Tickling - changing the state, interfering with, upsetting, touching, electrically modifying.
Anyway, the problem is that in the code its running a 1W bus on the PI’s shutdown pin.

I’ve changed it to 4 and it works, but as emonLIB is shared across devices, I think you’re going to need to #define the value based on the device type. I can’t see how a variable will work as the 1W bus is created as part of the global variable initialisation here ::

// Global variables used only inside the library
OneWire oneWire(W1Pin);

After that is done, doesn’t seem it can be changed.

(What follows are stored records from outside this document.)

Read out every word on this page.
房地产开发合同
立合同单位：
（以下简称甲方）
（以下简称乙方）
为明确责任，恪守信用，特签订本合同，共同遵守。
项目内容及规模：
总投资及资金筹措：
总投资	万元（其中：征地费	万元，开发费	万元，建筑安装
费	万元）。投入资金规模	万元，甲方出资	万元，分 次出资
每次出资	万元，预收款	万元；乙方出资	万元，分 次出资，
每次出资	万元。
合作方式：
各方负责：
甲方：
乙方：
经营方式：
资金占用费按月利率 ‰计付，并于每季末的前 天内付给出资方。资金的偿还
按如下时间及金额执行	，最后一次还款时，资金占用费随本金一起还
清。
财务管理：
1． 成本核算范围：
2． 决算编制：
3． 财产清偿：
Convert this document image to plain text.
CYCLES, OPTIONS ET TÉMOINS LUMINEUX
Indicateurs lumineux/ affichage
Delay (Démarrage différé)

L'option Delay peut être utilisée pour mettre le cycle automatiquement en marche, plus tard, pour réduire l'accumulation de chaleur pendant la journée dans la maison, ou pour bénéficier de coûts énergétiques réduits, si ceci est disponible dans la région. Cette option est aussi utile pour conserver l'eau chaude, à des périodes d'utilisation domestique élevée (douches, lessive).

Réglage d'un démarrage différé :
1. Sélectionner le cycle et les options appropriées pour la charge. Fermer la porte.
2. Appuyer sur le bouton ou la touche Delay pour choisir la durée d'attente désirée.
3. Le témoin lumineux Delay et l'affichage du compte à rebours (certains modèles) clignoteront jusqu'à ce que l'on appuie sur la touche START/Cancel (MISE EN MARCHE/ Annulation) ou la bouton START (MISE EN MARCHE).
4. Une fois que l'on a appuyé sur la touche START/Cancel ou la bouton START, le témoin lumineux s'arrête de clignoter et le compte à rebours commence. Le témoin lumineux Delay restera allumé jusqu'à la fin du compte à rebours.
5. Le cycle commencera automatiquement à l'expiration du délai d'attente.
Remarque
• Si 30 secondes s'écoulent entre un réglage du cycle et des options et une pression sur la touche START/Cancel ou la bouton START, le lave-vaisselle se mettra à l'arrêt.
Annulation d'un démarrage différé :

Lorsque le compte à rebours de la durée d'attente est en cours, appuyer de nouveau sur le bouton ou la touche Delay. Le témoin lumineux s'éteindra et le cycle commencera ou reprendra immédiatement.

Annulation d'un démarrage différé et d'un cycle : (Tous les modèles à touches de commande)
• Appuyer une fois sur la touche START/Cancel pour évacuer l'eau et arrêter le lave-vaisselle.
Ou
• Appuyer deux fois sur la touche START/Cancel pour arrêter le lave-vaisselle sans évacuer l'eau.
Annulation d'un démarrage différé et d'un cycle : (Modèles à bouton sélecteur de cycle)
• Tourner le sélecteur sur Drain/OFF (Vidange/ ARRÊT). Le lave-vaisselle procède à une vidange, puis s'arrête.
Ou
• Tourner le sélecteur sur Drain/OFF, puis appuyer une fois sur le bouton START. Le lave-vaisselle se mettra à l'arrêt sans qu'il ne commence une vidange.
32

I’ll look when the present rush dies down. If what you say is correct, then it looks as if the fundamental problem is with the OneWire library, because surely it should be possible to write to a different pin on the fly? Maybe just a lazy “nobody should ever need to do that” thought when it was conceived?

My problem is that temperature measurement needs to be so closely bound to the timing of emonLibCM that it’s going to be very problematical possible to drive temperature measurement from the sketch.

Thanks Robert.
IMHO, you don’t want to ever start anything on the pi shutdown GPIO, even if you change it later on.

I don’t see any issue with your current temp readings in the sketch, it seems to work well. I didn’t look closely but I assume you are using 9bit resolution for quickest conversions. I may submit a small patch to emonLibCM to also cater for the DS2438 for temp readings. I have a bunch of them here and they are sold in RJ45 modular form as temp sensors:

This patch is in the normal emonLIB so makes sense to give CM the same capability for zero cost (all the differs is the Onewire Device ID and the call to get temp - trivial change).

Thanks for all your help with this, at last I’ve got RFM69 packets in my RF network and it all plays together happily with RF12, using the superior capabilities of the RFM69 node when possible. And CM to boot. Did you know the RFM69 has even got a built in temperature sensor ? Could make for a more power efficient emonTH but I suspect the days of those are numbered due to other solutions (BTLE etc.).

Off to wrap up my small changes to the Interfacers and emonGLCD code and post some merge requests.

Of course, I’m an engineer and I read data sheets. The problem with the OneWire stuff is I couldn’t find any useful data about the library. If that’s the only bug, I’m not too upset.

If you want changes made to any software released at the top of this thread, then this is the place to make the request, in plain English: What you recommend changing, what to and why. For the 3rd time, I don’t understand and don’t use Github.

Here is an updated emonLibCM with a very minor change.

I added #DEFINE that must be set if used on a EMONTX.
This was thought safer defaulting to pin4 as using on emonTX with the wrong pin will simply
mean a non-working 1-Wire bus, but on an EMONPI will cause spurious shutdowns.

emonLibCM.zip (135.9 KB)

I’ll look later, but my immediate thought is, can the OneWire library be modified to suit our usage, and is that a more sensible way to go about it? I’m thinking ahead to the new emonPi2 and emonTx V4.

As promised, here is EmonLibCM with support for the DS2438 sensor.
This brings EmonLibCM to feature parity with EmonLib in terms of one-wire. The conversion time for a DS2438 should be super quick as the config registers you write for the DS18B20 have the nice side affect of disabling all of the DS2438 other functions for current and voltage measurements (which aren’t used in the MS-T variant).

The changes to the code were minor, centered around the retrieveTemperatures() function which does a different temp calculation when a DS2438 is found. EmonLibCM_TemperatureEnable was also modified to permit DS2438 devices (id 0x26) into the temperatureSensors array.

Tested and working on my setup, appreciated very much if you would merge (if anything, to avoid me having to re-write the firmware every time emonPI is upgraded with my own binary).
I have a bunch of these that I use to measure temperature and possible other folks may have them as well.